TOKYO (Reuters) – Japan’s Sony Corp lifted its full-year operating income forecast on Tuesday, expecting to book its highest-ever profit due to strong sales of image sensors used in smartphones and other devices.
The electronics firm forecast profit of 630 billion yen ($5.57 billion) for the year ending March, from 500 billion yen estimated three months ago.
Meeting the new forecast would mean Sony exceeding its previous record of 526 billion yen set in the year ended March 1998, when strong sales of consumer electronics including its first PlayStation games console coincided with its box-office hit “Men in Black”.
The new outlook compared with a Thomson Reuters Starmine SmartEstimate of 585.81 billion yen drawn from the views of 26 analysts.
Sony also said profit for July-September jumped to 204.2 billion yen from 45.7 billion yen a year earlier. The result is higher than the 140.49 billion yen average estimate of 11 analysts.
The semiconductor division, which include sensors, is forecast to post profit of 150 billion yen, up 20 billion yen from an earlier estimate and a reversal from last year’s loss, as it recovered from earthquake damage sustained a year ago.
A business overhaul refocusing on image sensors and games under Chief Executive Officer Kazuo Hirai has moved Sony out of a decade of doldrums and boosted the firm’s stock price to nine-year highs.

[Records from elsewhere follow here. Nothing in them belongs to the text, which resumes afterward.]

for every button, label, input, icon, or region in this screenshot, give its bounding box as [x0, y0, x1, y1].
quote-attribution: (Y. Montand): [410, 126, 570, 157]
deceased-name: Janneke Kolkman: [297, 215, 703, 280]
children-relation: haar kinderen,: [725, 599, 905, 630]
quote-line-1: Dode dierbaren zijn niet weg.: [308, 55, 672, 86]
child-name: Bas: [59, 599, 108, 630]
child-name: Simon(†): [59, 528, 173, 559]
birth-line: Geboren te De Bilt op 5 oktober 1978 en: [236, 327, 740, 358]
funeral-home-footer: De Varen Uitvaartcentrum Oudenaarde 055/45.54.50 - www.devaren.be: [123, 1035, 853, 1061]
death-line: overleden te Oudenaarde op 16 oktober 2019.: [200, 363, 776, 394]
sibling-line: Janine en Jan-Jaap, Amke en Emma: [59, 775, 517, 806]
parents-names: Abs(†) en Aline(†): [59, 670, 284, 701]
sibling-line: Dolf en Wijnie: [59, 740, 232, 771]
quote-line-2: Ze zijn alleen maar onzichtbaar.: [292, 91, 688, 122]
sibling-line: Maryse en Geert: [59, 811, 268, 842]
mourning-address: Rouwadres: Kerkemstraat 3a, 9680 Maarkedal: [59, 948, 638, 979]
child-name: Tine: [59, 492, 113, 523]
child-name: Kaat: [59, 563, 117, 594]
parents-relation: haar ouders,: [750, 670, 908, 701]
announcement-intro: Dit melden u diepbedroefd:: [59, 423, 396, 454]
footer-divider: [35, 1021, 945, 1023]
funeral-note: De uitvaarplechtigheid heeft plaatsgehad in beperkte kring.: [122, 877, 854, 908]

But the stock price has plateaued in recent months as investors have become skeptical about Sony’s growth potential in coming years, when a profit boost from the earthquake recovery disappears and the PlayStation 4 console enters the late stage of its life cycle.
Hoping to grow future profit pillars, Sony has been boosting investment in artificial intelligence to catch up with U.S. tech giants such as Amazon Inc and Alphabet Inc’s Google.
Sony this month unveiled its Xperia Hello! voice-activated communication robot. It is also widely expected to revive robotic pets, similar to robotic dog AIBO that went on sale in 1999.
It is also aiming to lead the budding virtual-reality (VR) market by gelling with the content portion of the group’s business such as music and film.
In sensors, the business is trying to crack into the lucrative automotive market, where demand for sensors is rising as an increasing number of cars are mounted with autonomous driving functions based on sensing technologies.